Her fingers curl, shifting around the thing she clutches in her hand. Legolas catches a glimpse of it, dark and small, some kind of stone, before it vanishes again from sight. "It has been an honor to meet you, Gimili, son of Gloin, friend of Legolas," she says, bowing to his companion. "I wish there were spiders left, if only so that I could see if the tales I've heard about your skill in battle are true."

Gimili nods to her, inclining his head toward her as she makes to leave. "Aye, same to you. My father tells me you fought amongst those who were there at the Battle of Five Armies."

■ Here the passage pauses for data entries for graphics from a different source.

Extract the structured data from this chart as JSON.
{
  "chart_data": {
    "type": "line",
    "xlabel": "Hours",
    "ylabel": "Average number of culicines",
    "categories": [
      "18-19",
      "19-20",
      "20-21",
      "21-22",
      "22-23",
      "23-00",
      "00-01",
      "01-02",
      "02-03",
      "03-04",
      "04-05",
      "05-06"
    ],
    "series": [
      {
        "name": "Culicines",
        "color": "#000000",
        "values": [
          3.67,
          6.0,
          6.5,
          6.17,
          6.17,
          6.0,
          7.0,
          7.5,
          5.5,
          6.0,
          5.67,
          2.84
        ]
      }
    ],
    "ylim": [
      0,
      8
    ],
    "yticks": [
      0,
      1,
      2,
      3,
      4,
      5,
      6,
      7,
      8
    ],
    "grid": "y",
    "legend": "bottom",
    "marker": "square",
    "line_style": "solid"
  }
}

Tauriel pauses before she nods, the motion smooth to others, but Legolas knows her well. It has taken him long enough to place the emotion in her posture and now that he has he could spot all the distress within her. Her hand tightens around the stone he knows to be there, though what stone and why she would be holding it he knows not. He longs to ask, but something tells him she would not answer his questions on this day.

"Boe i 'wean," she mutters, ducking her head. She slips past them and out of sight, though Legolas and Gimili do not move. Gimili glances his way, something glimmering in his gaze, and huffs quietly under his breath.

"She had a dwarven promise stone," Gimili mutters quietly. Legolas looks to him sharply, eyebrow rising in surprise. Gimili huffs again, knocking his shoulder into the elf's side as he begins to walk forward once more. "Don't look so surprised; I might not have your elven eyes, but I spot the things I can. Lasses and lads exchange them for promises," he continues. "Mothers make their children take 'em sometimes, as a promise they'll come home from battle."

A conversation Legolas had heard, more than half a century before is brought sharply to the forefront of his mind. He looks up quickly, down the way Tauriel has disappeared, and finds himself remembering a dwarf with hardly enough scruff to call it a beard.

He is tall, for a dwarf, Tauriel had said. Legolas curses himself for taking so long to put together the pieces, but Gimili reaches up and pats his arm. He looks down, only to find the dwarf's eyes have crinkled in amusement, though his smile is small and sad.

"Aye, laddie," the dwarf says, turning to go the way they had been heading, before Tauriel had caught their attention. "I was wonderin' if you knew."

"How did you know?" Legolas asks curiously, voice low with surprise.

"My uncle Oin was the one who found the lads' bodies," Gimili answers, voice just as low. "Told me the tale last time I saw him; the tale of the elf captain with bright red hair. Apparently she had demonstrated her healing abilities in Laketown, before the dragon's attack, but he found her sitting by the lads after the battle, their bodies no longer with breath. She left after telling him there was nothing she could do to bring them back."

"I never knew," Legolas admits quietly.

"Aye, laddie," Gimili mutters. "Before the Fellowship, neither did I."

It seems there is at least one elf within his father's borders that would honor Gimili as an elf-friend. They step out into his father's garden, the lush greenery brighter than it had been last Legolas had seen it. Legolas looks to the stars and is glad even as his heart clenches with sadness.